A church in Sweden is being moved three miles up the road over two days, in a major operation to save it from subsidence.
Kiruna Church is being moved to a new location, slowly traversing an Arctic road to protect its historic wooden structure from problems caused by the expansion of the world’s largest underground iron ore mine.
Weighing 600 tons and 113 years old, the church has been lifted from its foundations and placed onto a specially constructed trailer.
The move is part of a broader 30-year initiative to relocate thousands of residents and buildings within the Lapland city.
Mine operator LKAB spent the past year preparing the route for the red-painted church, often hailed as Sweden’s most beautiful and one of its largest wooden buildings.
The three mile winding journey will lead it to a brand new Kiruna city centre. While the move ensures the church’s survival, it marks its departure from a site it has occupied for over a century.
Lena Tjarnberg, the vicar of Kiruna, reflected on the significance: “The church is Kiruna’s soul in some way, and in some way it’s a safe place. For me, it’s like a day of joy.
“But I think people also feel sad because we have to leave this place.”
For many of the region’s indigenous Sami community, which has herded reindeer there for thousands of years, the feelings are less mixed. The move is a reminder of much wider changes brought on by the expansion of mining.

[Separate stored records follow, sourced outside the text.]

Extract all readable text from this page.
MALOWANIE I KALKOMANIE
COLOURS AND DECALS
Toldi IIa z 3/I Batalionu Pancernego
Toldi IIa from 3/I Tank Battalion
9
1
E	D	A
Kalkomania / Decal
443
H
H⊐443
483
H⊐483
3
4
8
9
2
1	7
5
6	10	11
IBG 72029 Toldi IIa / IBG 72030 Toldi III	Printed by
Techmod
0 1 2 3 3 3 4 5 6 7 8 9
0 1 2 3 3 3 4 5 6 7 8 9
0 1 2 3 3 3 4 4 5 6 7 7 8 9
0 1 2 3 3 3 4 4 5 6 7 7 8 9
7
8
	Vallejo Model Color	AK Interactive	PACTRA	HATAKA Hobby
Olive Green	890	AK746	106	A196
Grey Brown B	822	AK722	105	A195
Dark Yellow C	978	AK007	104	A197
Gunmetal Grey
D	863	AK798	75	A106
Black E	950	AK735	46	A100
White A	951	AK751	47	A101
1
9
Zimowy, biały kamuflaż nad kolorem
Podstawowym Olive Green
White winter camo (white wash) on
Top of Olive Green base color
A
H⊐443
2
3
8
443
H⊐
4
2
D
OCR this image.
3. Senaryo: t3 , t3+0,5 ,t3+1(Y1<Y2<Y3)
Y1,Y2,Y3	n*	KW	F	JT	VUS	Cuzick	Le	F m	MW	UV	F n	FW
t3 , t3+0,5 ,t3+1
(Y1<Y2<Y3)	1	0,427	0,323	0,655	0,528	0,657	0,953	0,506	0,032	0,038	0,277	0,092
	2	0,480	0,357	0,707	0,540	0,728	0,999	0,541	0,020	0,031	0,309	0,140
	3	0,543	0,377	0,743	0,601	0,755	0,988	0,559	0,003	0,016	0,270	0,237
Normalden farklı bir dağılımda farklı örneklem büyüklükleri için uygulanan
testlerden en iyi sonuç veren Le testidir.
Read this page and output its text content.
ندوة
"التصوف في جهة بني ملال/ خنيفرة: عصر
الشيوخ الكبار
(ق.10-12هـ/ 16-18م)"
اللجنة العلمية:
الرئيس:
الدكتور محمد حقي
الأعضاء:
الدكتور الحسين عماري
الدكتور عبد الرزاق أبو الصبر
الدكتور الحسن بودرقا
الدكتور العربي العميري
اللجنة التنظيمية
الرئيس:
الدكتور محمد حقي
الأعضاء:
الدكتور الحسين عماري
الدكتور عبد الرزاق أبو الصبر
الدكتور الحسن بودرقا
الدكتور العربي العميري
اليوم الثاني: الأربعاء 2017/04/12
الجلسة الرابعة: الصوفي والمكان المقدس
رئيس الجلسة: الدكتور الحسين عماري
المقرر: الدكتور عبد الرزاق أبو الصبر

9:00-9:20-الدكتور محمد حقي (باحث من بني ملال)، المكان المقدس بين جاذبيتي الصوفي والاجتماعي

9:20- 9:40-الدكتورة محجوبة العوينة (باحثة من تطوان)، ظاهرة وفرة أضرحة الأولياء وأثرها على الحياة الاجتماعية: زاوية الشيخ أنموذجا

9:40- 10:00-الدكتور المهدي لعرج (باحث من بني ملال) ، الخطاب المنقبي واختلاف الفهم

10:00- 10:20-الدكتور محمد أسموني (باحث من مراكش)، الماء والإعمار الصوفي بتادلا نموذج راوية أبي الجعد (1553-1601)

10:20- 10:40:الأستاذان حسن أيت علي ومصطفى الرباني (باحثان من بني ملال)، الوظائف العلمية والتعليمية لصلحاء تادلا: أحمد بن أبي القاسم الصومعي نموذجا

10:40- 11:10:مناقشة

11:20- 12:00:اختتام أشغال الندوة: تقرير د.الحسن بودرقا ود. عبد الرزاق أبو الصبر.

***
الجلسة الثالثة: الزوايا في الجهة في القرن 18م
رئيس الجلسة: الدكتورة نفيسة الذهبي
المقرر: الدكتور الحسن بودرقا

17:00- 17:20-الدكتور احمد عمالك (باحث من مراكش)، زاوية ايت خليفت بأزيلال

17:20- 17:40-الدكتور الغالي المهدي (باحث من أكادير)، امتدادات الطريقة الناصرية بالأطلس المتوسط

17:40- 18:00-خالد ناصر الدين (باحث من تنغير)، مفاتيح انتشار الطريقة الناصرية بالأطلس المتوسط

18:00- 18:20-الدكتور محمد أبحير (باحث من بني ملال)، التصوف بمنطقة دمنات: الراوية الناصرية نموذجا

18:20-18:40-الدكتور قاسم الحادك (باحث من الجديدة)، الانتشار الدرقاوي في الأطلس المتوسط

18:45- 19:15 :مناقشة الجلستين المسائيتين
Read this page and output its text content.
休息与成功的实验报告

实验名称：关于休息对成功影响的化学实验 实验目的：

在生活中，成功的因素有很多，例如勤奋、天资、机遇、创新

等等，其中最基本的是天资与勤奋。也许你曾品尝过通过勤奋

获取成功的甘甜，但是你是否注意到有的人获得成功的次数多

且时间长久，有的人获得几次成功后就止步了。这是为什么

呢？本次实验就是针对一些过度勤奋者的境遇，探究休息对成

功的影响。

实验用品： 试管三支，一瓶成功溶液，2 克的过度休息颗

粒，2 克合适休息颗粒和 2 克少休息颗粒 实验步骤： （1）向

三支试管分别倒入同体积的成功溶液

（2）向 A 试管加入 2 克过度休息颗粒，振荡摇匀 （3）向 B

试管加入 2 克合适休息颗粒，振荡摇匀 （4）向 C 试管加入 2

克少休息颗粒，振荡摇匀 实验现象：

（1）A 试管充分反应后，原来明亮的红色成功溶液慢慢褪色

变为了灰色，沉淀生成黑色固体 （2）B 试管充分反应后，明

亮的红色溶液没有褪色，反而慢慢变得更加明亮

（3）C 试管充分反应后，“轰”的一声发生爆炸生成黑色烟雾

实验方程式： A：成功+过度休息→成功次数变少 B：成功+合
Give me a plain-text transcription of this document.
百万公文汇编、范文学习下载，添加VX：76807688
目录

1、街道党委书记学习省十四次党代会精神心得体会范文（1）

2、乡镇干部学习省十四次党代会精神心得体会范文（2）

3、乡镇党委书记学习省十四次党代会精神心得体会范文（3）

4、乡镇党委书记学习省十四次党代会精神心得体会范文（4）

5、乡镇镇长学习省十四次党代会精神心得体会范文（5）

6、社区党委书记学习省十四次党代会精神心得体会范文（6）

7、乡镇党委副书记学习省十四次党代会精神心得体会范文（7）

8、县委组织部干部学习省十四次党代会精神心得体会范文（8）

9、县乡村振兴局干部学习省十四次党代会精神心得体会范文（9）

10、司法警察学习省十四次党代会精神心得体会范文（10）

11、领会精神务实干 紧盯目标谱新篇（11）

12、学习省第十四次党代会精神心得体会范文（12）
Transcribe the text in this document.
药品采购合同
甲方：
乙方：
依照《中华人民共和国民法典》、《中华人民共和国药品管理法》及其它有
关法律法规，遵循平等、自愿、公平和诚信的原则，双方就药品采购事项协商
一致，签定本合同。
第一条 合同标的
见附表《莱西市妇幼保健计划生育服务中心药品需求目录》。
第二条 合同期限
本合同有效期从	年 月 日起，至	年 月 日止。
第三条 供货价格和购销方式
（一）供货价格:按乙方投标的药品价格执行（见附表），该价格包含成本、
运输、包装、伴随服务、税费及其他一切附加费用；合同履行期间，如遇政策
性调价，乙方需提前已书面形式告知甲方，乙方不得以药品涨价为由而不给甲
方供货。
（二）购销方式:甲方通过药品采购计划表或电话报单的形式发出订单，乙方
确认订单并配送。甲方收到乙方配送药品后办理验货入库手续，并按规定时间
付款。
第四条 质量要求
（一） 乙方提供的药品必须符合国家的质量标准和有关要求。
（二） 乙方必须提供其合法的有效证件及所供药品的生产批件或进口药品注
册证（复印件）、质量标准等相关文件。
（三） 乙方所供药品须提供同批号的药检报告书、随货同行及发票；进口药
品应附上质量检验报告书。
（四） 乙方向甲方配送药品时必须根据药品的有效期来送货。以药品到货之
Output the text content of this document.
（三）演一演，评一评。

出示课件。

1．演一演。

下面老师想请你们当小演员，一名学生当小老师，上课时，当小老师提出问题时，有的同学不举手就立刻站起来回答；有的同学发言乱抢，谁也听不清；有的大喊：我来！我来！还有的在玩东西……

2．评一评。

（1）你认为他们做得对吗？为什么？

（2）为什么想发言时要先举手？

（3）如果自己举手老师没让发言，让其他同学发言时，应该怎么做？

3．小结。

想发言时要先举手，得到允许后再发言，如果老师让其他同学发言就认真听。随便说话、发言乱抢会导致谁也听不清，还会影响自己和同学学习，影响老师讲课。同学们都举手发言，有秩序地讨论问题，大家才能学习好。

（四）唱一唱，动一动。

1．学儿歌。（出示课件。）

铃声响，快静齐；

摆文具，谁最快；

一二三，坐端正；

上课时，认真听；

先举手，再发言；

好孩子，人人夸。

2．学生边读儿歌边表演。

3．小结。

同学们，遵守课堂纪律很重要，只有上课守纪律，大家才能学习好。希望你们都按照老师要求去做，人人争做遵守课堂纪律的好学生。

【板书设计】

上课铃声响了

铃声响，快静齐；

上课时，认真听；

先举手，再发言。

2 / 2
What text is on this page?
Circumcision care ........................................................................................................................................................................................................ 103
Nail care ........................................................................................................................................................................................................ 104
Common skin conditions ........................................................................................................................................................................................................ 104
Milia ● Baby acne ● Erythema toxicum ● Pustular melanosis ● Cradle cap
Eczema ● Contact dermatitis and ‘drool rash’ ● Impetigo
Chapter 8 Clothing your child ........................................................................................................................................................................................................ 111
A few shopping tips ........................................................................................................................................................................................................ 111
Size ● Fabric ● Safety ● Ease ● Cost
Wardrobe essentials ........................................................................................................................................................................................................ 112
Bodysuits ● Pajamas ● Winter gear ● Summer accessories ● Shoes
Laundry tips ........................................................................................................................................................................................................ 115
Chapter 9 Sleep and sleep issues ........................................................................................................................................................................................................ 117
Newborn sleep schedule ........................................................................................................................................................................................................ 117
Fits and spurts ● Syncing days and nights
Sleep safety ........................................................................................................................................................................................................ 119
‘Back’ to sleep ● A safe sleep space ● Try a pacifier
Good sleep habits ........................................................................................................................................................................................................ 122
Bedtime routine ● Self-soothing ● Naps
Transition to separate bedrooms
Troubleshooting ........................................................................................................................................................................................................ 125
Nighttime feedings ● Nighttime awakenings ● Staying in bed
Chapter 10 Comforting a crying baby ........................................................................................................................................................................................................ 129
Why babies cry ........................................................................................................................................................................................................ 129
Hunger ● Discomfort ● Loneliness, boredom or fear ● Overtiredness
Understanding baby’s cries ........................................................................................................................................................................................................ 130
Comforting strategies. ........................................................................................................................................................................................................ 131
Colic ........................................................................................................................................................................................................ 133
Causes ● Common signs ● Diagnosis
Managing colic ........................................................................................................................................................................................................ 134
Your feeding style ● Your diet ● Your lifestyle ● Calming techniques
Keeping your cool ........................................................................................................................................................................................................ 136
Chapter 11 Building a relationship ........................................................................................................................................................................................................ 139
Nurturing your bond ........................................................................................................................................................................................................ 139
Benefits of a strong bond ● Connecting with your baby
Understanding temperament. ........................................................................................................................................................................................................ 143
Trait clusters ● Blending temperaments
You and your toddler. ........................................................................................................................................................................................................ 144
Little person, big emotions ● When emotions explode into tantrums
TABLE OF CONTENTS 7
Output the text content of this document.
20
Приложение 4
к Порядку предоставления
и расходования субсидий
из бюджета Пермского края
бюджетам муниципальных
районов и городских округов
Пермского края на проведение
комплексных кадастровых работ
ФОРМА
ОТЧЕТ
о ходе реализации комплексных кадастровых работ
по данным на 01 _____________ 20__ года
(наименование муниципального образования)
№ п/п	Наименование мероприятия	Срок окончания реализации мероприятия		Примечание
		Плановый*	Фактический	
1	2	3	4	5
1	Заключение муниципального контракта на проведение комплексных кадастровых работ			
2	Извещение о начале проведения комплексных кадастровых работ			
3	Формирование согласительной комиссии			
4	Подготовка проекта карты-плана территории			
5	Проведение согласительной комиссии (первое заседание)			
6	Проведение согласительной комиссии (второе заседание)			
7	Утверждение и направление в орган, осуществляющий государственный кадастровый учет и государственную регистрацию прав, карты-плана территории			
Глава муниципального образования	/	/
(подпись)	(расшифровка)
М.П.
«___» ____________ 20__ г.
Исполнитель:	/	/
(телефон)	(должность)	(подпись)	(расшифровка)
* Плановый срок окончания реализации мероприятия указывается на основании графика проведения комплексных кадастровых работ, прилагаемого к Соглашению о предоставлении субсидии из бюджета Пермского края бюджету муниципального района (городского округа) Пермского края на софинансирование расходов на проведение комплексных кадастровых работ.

“This area is traditional Sami land,” Lars-Marcus Kuhmunen, chair of the local Gabna Sami community, said. “This area was grazing land and also a land where the calves of the reindeer were born.”
If plans for another nearby mine go ahead after the move, that would cut the path from the reindeer’s summer and winter pastures, making herding “impossible” in the future, he said.
“Fifty years ago, my great-grandfather said that the mine is going to eat up our way of life, our reindeer herding. And he was right.”
The church is just one small part of the relocation project.
LKAB says around 3,000 homes and around 6,000 people need to move. A number of public and commercial buildings are being torn down while some, like the church, are being moved in one piece.